Nel corso dell’audizione Canelli ha rimarcato le due priorità ritenute centrali dall’Anci. La prima riguarda l’impossibilità per gli enti locali di applicare la definizione agevolata ai carichi affidati all’Agenzia delle entrate-riscossione “che crea – ha spiegato il sindaco di Novara – una ingiusta disparità tra enti e tra contribuenti anche dello stesso Comune. È necessario coinvolgere direttamente l’Agenzia e consentire anche ai Comuni di accedere alla rottamazione. La nostra proposta è semplice: estendere la rottamazione anche ai crediti degli enti locali affidati all’Agenzia, con un modello uniforme e sostenibile”.
La seconda priorità riguarda il riordino dell’imposta provinciale di trascrizione (IPT). “Su questo versante – ha detto Canelli – occorre evitare distorsioni, anticipando una norma condivisa e già inserita nel decreto delegato sulla finanza locale presentato dal Governo mesi fa. Oggi alcune grandi società localizzano sedi fittizie in territori a bassa tassazione. Il gettito deve invece restare dove si svolge realmente l’attività”.
Annunciando la presentazione, nei prossimi giorni di proposte emendative al testo, il delegato Anci ha concluso ribadendo che “come Anci auspichiamo che si vada nella direzione dell’equità fiscale e della sostenibilità operativa per gli enti locali. Serve una scelta politica chiara: dare finalmente ai Comuni gli strumenti per governare davvero la propria fiscalità” (fonte Anci).

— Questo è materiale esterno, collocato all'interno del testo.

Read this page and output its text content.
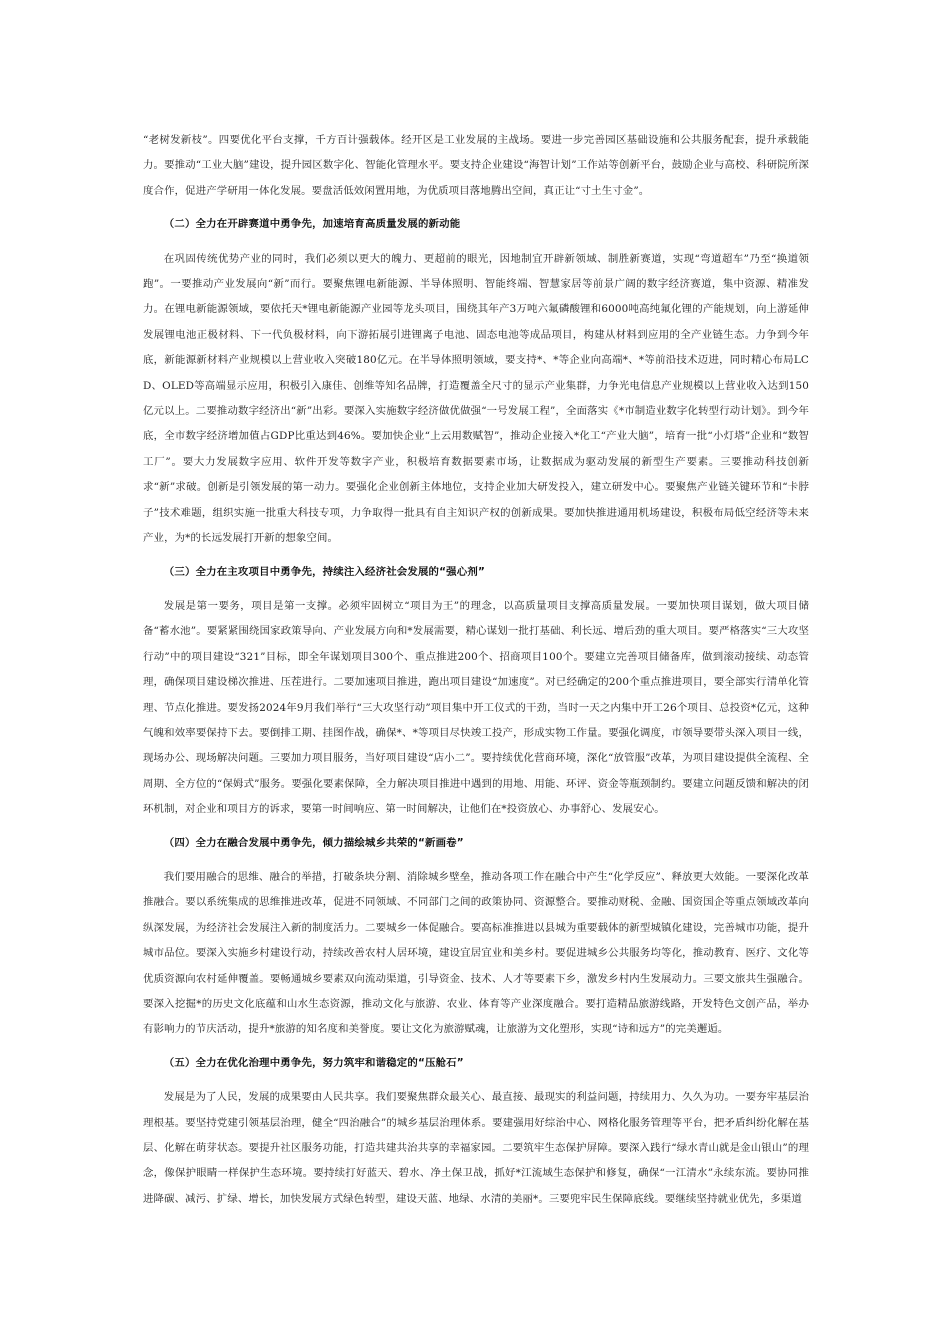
“老树发新枝”。四要优化平台支撑，千方百计强载体。经开区是工业发展的主战场。要进一步完善园区基础设施和公共服务配套，提升承载能力。要推动“工业大脑”建设，提升园区数字化、智能化管理水平。要支持企业建设“海智计划”工作站等创新平台，鼓励企业与高校、科研院所深度合作，促进产学研用一体化发展。要盘活低效闲置用地，为优质项目落地腾出空间，真正让“寸土生寸金”。

（二）全力在开辟赛道中勇争先，加速培育高质量发展的新动能

在巩固传统优势产业的同时，我们必须以更大的魄力、更超前的眼光，因地制宜开辟新领域、制胜新赛道，实现“弯道超车”乃至“换道领跑”。一要推动产业发展向“新”而行。要聚焦锂电新能源、半导体照明、智能终端、智慧家居等前景广阔的数字经济赛道，集中资源、精准发力。在锂电新能源领域，要依托天*锂电新能源产业园等龙头项目，围绕其年产3万吨六氟磷酸锂和6000吨高纯氟化锂的产能规划，向上游延伸发展锂电池正极材料、下一代负极材料，向下游拓展引进锂离子电池、固态电池等成品项目，构建从材料到应用的全产业链生态。力争到今年底，新能源新材料产业规模以上营业收入突破180亿元。在半导体照明领域，要支持*、*等企业向高端*、*等前沿技术迈进，同时精心布局LCD、OLED等高端显示应用，积极引入康佳、创维等知名品牌，打造覆盖全尺寸的显示产业集群，力争光电信息产业规模以上营业收入达到150亿元以上。二要推动数字经济出“新”出彩。要深入实施数字经济做优做强“一号发展工程”，全面落实《*市制造业数字化转型行动计划》。到今年底，全市数字经济增加值占GDP比重达到46%。要加快企业“上云用数赋智”，推动企业接入*化工“产业大脑”，培育一批“小灯塔”企业和“数智工厂”。要大力发展数字应用、软件开发等数字产业，积极培育数据要素市场，让数据成为驱动发展的新型生产要素。三要推动科技创新求“新”求破。创新是引领发展的第一动力。要强化企业创新主体地位，支持企业加大研发投入，建立研发中心。要聚焦产业链关键环节和“卡脖子”技术难题，组织实施一批重大科技专项，力争取得一批具有自主知识产权的创新成果。要加快推进通用机场建设，积极布局低空经济等未来产业，为*的长远发展打开新的想象空间。

（三）全力在主攻项目中勇争先，持续注入经济社会发展的“强心剂”

发展是第一要务，项目是第一支撑。必须牢固树立“项目为王”的理念，以高质量项目支撑高质量发展。一要加快项目谋划，做大项目储备“蓄水池”。要紧紧围绕国家政策导向、产业发展方向和*发展需要，精心谋划一批打基础、利长远、增后劲的重大项目。要严格落实“三大攻坚行动”中的项目建设“321”目标，即全年谋划项目300个、重点推进200个、招商项目100个。要建立完善项目储备库，做到滚动接续、动态管理，确保项目建设梯次推进、压茬进行。二要加速项目推进，跑出项目建设“加速度”。对已经确定的200个重点推进项目，要全部实行清单化管理、节点化推进。要发扬2024年9月我们举行“三大攻坚行动”项目集中开工仪式的干劲，当时一天之内集中开工26个项目、总投资*亿元，这种气魄和效率要保持下去。要倒排工期、挂图作战，确保*、*等项目尽快竣工投产，形成实物工作量。要强化调度，市领导要带头深入项目一线，现场办公、现场解决问题。三要加力项目服务，当好项目建设“店小二”。要持续优化营商环境，深化“放管服”改革，为项目建设提供全流程、全周期、全方位的“保姆式”服务。要强化要素保障，全力解决项目推进中遇到的用地、用能、环评、资金等瓶颈制约。要建立问题反馈和解决的闭环机制，对企业和项目方的诉求，要第一时间响应、第一时间解决，让他们在*投资放心、办事舒心、发展安心。

（四）全力在融合发展中勇争先，倾力描绘城乡共荣的“新画卷”

我们要用融合的思维、融合的举措，打破条块分割、消除城乡壁垒，推动各项工作在融合中产生“化学反应”、释放更大效能。一要深化改革推融合。要以系统集成的思维推进改革，促进不同领域、不同部门之间的政策协同、资源整合。要推动财税、金融、国资国企等重点领域改革向纵深发展，为经济社会发展注入新的制度活力。二要城乡一体促融合。要高标准推进以县城为重要载体的新型城镇化建设，完善城市功能，提升城市品位。要深入实施乡村建设行动，持续改善农村人居环境，建设宜居宜业和美乡村。要促进城乡公共服务均等化，推动教育、医疗、文化等优质资源向农村延伸覆盖。要畅通城乡要素双向流动渠道，引导资金、技术、人才等要素下乡，激发乡村内生发展动力。三要文旅共生强融合。要深入挖掘*的历史文化底蕴和山水生态资源，推动文化与旅游、农业、体育等产业深度融合。要打造精品旅游线路，开发特色文创产品，举办有影响力的节庆活动，提升*旅游的知名度和美誉度。要让文化为旅游赋魂，让旅游为文化塑形，实现“诗和远方”的完美邂逅。

（五）全力在优化治理中勇争先，努力筑牢和谐稳定的“压舱石”

发展是为了人民，发展的成果要由人民共享。我们要聚焦群众最关心、最直接、最现实的利益问题，持续用力、久久为功。一要夯牢基层治理根基。要坚持党建引领基层治理，健全“四治融合”的城乡基层治理体系。要建强用好综治中心、网格化服务管理等平台，把矛盾纠纷化解在基层、化解在萌芽状态。要提升社区服务功能，打造共建共治共享的幸福家园。二要筑牢生态保护屏障。要深入践行“绿水青山就是金山银山”的理念，像保护眼睛一样保护生态环境。要持续打好蓝天、碧水、净土保卫战，抓好*江流域生态保护和修复，确保“一江清水”永续东流。要协同推进降碳、减污、扩绿、增长，加快发展方式绿色转型，建设天蓝、地绿、水清的美丽*。三要兜牢民生保障底线。要继续坚持就业优先，多渠道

L’IRAP sugli incentivi per il recupero IMU e TARI
Con deliberazione n. 103/2026, la Corte dei conti, Sez. Lombardia, ribadisce, in attuazione del disposto dell’articolo 45, commi 2 e 3 del D.lgs. 36/2023, che le risorse finanziarie in misura non superiore al 2% dell’importo dei lavori, dei servizi e delle forniture posto a base delle procedure di affidamento devono ritenersi al netto degli oneri IRAP. Le poste a titolo di Irap non possono rientrare nella quota del 20% destinata alle finalità e alle esigenze di spesa indicate ai commi richiamati dell’art. 45, né nella quota dell’80%, pena lo spostamento dell’onere tributario su diverso soggetto rispetto a quello individuato dalla legge.

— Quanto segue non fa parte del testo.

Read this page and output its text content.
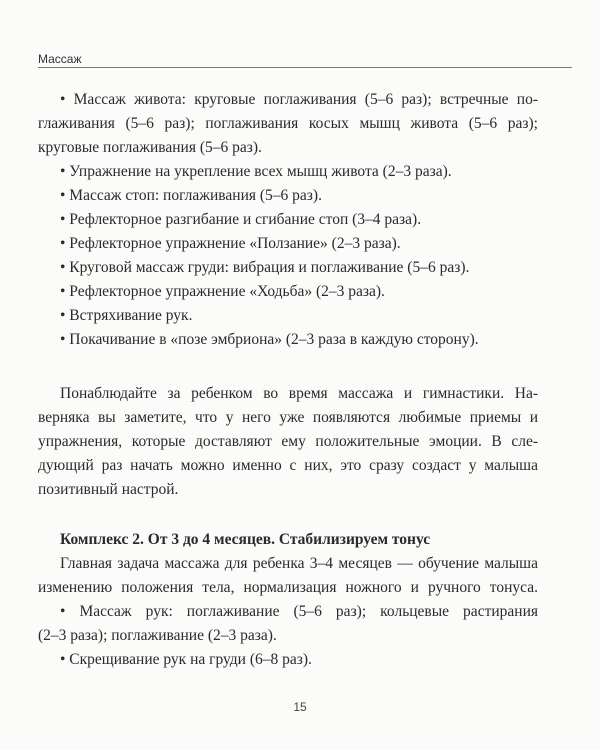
Массаж
• Массаж живота: круговые поглаживания (5–6 раз); встречные по-
глаживания (5–6 раз); поглаживания косых мышц живота (5–6 раз);
круговые поглаживания (5–6 раз).
• Упражнение на укрепление всех мышц живота (2–3 раза).
• Массаж стоп: поглаживания (5–6 раз).
• Рефлекторное разгибание и сгибание стоп (3–4 раза).
• Рефлекторное упражнение «Ползание» (2–3 раза).
• Круговой массаж груди: вибрация и поглаживание (5–6 раз).
• Рефлекторное упражнение «Ходьба» (2–3 раза).
• Встряхивание рук.
• Покачивание в «позе эмбриона» (2–3 раза в каждую сторону).
Понаблюдайте за ребенком во время массажа и гимнастики. На-
верняка вы заметите, что у него уже появляются любимые приемы и
упражнения, которые доставляют ему положительные эмоции. В сле-
дующий раз начать можно именно с них, это сразу создаст у малыша
позитивный настрой.
Комплекс 2. От 3 до 4 месяцев. Стабилизируем тонус
Главная задача массажа для ребенка 3–4 месяцев — обучение малыша
изменению положения тела, нормализация ножного и ручного тонуса.
• Массаж рук: поглаживание (5–6 раз); кольцевые растирания
(2–3 раза); поглаживание (2–3 раза).
• Скрещивание рук на груди (6–8 раз).
15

Ne consegue che l’accantonamento percentuale è finalizzato a coprire esclusivamente gli incentivi economici al personale; i correlati oneri previdenziali e assistenziali; restando esclusa l’imposta regionale sulle attività produttive. L’IRAP deve pertanto essere qualificata come un costo aggiuntivo che grava direttamente sul bilancio dell’ente, in quanto tributo proprio dell’amministrazione e non del dipendente. Qualsiasi diversa ricostruzione comporterebbe uno spostamento dell’onere tributario su un soggetto diverso da quello individuato dalla legge, in contrasto con i principi dell’ordinamento tributario e contabile.
Diverso è il caso per gli incentivi derivanti dal maggior gettito accertato e riscosso relativo all’IMU e alla TARI ex art. 1, c. 1091, della legge n.145/2018, alla luce del quadro positivo tratteggiato dal legislatore. Il criterio testuale mette in luce il principio di onnicomprensività dello stanziamento fissato ex legge nella misura del 5% del maggior gettito accertato e riscosso, come normato nello stesso comma 1091, onde ovviare a che oneri connessi a tale fatto gestionale, compresa l’Irap, abbiamo altrove copertura, con costi aggiuntivi per il bilancio dell’ente oltre la soglia definita. Secondo la Corte va esclusa ogni analogia tra il sistema degli incentivi tecnici e gli incentivi legati al recupero di IMU e TARI, per i quali la disciplina dell’art. 1, comma 1091, della Legge n. 145/2018 costruisce uno stanziamento già definito e onnicomprensivo, pari al 5% del maggior gettito accertato e riscosso. La stessa norma, peraltro, fa espresso riferimento a una quantificazione “al lordo degli oneri riflessi e dell’IRAP a carico dell’amministrazione”.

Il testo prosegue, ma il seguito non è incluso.